Sen. Orrin Hatch (R-Utah) helped the corporatist message along in his opening remarks. As the Daily Tax Report for May 13, 2011 (93 DTR G-4) notes, Hatch asked “With respect to tax incentives available for all U.S. manufacturers, is it wise—and this is an important question—is it wise to single out one industry and treat it differently from others?” And Louisiana Senator Mary Landrieu, from a Big Oil state, predictably opposes the bill.

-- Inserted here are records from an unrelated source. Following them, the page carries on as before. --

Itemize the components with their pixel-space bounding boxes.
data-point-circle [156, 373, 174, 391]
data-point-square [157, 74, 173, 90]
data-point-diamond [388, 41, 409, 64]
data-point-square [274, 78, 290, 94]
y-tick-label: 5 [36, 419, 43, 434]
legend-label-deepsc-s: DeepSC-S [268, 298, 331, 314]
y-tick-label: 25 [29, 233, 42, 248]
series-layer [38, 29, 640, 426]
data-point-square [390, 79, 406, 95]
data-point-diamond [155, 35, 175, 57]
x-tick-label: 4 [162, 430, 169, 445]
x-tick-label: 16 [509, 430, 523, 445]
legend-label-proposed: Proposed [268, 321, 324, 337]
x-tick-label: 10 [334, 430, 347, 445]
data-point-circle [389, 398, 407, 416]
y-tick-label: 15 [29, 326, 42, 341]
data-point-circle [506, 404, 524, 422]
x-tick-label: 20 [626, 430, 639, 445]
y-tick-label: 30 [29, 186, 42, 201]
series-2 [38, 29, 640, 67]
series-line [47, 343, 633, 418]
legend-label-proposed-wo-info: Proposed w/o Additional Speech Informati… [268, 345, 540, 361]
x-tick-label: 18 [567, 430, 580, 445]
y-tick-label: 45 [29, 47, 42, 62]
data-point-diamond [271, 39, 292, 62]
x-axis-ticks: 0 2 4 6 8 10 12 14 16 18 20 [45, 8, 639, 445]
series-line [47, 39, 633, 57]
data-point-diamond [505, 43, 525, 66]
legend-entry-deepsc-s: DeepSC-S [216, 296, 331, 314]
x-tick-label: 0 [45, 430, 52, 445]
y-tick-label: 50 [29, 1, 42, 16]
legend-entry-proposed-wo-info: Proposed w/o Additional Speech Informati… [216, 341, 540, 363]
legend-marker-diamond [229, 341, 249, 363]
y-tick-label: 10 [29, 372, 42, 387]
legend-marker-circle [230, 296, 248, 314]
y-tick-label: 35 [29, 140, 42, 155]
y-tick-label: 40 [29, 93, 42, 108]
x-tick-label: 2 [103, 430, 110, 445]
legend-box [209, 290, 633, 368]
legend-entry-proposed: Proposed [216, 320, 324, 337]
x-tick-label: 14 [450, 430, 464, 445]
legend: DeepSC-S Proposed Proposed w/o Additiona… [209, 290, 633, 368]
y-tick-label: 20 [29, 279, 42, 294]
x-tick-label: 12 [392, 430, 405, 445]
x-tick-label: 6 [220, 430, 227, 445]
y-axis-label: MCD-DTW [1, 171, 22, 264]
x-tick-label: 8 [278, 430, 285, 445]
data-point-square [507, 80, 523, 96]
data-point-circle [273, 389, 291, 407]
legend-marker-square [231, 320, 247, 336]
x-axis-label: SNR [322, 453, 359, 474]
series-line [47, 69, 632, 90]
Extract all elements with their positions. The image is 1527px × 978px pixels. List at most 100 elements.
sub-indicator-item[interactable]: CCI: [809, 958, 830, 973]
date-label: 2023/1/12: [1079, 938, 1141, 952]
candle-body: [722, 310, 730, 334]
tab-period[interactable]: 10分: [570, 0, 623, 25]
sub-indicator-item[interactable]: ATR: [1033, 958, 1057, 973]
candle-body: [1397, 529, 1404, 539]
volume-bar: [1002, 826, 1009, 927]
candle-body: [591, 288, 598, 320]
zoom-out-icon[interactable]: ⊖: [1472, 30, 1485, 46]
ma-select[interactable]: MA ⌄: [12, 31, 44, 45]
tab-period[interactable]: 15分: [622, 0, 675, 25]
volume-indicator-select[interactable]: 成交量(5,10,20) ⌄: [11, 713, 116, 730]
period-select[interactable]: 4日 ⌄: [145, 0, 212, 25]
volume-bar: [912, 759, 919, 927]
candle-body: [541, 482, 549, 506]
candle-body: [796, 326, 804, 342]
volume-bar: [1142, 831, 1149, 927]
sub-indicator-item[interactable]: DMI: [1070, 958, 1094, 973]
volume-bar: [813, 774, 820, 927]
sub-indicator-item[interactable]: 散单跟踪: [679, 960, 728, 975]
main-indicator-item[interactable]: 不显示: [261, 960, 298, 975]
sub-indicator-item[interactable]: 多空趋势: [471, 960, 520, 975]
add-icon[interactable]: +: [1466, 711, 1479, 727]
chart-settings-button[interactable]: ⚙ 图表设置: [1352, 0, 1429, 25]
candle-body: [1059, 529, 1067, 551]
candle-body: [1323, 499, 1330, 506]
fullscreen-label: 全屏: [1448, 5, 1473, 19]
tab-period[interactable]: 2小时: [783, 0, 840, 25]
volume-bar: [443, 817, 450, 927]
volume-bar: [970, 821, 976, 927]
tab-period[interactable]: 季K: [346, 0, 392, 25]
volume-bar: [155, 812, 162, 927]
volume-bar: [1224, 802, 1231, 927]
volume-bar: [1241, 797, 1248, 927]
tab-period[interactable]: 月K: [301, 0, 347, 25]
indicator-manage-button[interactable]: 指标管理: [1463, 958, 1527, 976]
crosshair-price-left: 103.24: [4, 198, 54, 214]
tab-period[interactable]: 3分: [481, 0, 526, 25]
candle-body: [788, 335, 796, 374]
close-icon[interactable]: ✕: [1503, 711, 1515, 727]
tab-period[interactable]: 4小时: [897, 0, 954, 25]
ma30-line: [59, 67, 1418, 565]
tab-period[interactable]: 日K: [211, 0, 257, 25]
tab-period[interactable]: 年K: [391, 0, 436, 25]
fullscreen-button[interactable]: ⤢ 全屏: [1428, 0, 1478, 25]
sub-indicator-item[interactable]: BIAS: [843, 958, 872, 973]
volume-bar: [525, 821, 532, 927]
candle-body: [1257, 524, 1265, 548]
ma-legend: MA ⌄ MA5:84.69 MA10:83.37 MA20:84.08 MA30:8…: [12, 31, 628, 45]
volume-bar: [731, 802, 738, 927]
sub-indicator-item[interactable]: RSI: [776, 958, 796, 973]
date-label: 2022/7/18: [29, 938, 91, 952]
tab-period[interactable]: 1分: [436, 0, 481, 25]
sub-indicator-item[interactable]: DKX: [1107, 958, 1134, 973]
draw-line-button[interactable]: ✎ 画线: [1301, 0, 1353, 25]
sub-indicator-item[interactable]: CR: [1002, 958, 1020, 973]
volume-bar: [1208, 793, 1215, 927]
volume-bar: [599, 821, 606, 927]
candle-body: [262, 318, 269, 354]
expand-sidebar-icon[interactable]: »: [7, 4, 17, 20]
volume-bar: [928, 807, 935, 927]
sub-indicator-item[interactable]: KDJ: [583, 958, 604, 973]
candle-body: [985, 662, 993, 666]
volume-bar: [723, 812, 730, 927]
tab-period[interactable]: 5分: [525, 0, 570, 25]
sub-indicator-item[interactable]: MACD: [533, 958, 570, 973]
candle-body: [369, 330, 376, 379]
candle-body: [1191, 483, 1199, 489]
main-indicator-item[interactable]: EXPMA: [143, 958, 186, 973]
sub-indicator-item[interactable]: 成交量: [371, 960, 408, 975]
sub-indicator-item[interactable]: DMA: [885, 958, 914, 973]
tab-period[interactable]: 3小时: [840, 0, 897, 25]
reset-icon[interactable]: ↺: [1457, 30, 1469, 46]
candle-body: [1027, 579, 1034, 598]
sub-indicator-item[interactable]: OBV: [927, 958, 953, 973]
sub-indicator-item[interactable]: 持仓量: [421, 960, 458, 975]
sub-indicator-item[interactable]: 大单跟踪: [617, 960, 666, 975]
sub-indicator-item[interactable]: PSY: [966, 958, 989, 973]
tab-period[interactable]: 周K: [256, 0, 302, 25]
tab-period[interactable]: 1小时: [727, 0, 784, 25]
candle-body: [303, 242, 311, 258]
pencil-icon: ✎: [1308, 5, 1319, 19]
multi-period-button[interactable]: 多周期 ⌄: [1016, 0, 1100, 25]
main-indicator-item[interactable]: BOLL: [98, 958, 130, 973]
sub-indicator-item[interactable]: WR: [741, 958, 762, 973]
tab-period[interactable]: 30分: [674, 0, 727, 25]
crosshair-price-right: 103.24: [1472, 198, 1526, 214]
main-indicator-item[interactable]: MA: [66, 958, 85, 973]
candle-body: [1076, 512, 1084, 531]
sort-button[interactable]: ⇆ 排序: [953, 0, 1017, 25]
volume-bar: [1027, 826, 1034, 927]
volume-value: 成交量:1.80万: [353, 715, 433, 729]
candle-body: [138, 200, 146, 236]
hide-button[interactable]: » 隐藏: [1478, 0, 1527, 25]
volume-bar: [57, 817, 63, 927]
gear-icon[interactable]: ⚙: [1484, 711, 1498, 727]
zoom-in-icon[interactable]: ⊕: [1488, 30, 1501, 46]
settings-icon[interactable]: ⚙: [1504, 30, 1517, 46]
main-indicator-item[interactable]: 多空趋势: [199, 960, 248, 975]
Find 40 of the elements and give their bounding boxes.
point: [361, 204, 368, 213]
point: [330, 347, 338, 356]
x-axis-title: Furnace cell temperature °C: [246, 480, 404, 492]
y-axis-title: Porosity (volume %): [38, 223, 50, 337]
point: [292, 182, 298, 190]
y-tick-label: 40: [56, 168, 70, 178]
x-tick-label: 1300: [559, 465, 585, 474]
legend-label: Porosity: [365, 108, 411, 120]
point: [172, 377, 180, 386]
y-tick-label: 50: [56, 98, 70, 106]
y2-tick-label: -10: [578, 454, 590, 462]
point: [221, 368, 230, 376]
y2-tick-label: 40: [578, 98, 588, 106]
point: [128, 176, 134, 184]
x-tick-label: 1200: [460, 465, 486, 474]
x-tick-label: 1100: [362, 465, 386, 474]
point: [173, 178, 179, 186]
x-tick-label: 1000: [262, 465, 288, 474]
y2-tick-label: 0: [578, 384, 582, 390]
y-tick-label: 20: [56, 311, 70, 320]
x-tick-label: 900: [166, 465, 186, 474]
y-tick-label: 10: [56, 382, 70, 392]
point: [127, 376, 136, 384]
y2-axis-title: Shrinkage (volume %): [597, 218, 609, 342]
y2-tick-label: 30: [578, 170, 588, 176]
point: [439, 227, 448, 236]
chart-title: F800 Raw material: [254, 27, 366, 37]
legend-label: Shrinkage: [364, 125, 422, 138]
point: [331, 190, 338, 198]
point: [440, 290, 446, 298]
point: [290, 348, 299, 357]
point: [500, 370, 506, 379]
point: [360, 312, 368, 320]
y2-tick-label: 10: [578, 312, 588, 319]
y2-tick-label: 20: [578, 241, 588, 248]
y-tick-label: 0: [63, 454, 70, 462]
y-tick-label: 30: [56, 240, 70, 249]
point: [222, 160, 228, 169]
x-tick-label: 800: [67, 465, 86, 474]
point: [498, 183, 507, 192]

For once, Baucus seemed to be moving towards the right side of this debate. Even though he agreed that all of the Code provisions should be examined in due time (especially those silly "extenders" that Congress can't seem to treat as the temporary provisions that they were created to be), he talked about the importance of using the elimination of oil and gas subsidies to make real progress in reducing the deficit. But he still hasn't indicated whether he supports S. 940, the bill that Charles Schumer is trying to get through Congress, which would take $21 billion saved by repeal of the subsidies and use it to cut the deficit.
The testimonies offered on behalf of BP, Chevron, Shell, ExxonMobil, and ConocoPhillips, as well as the opening statements by Baucus and Hatch, are available in TaxCore.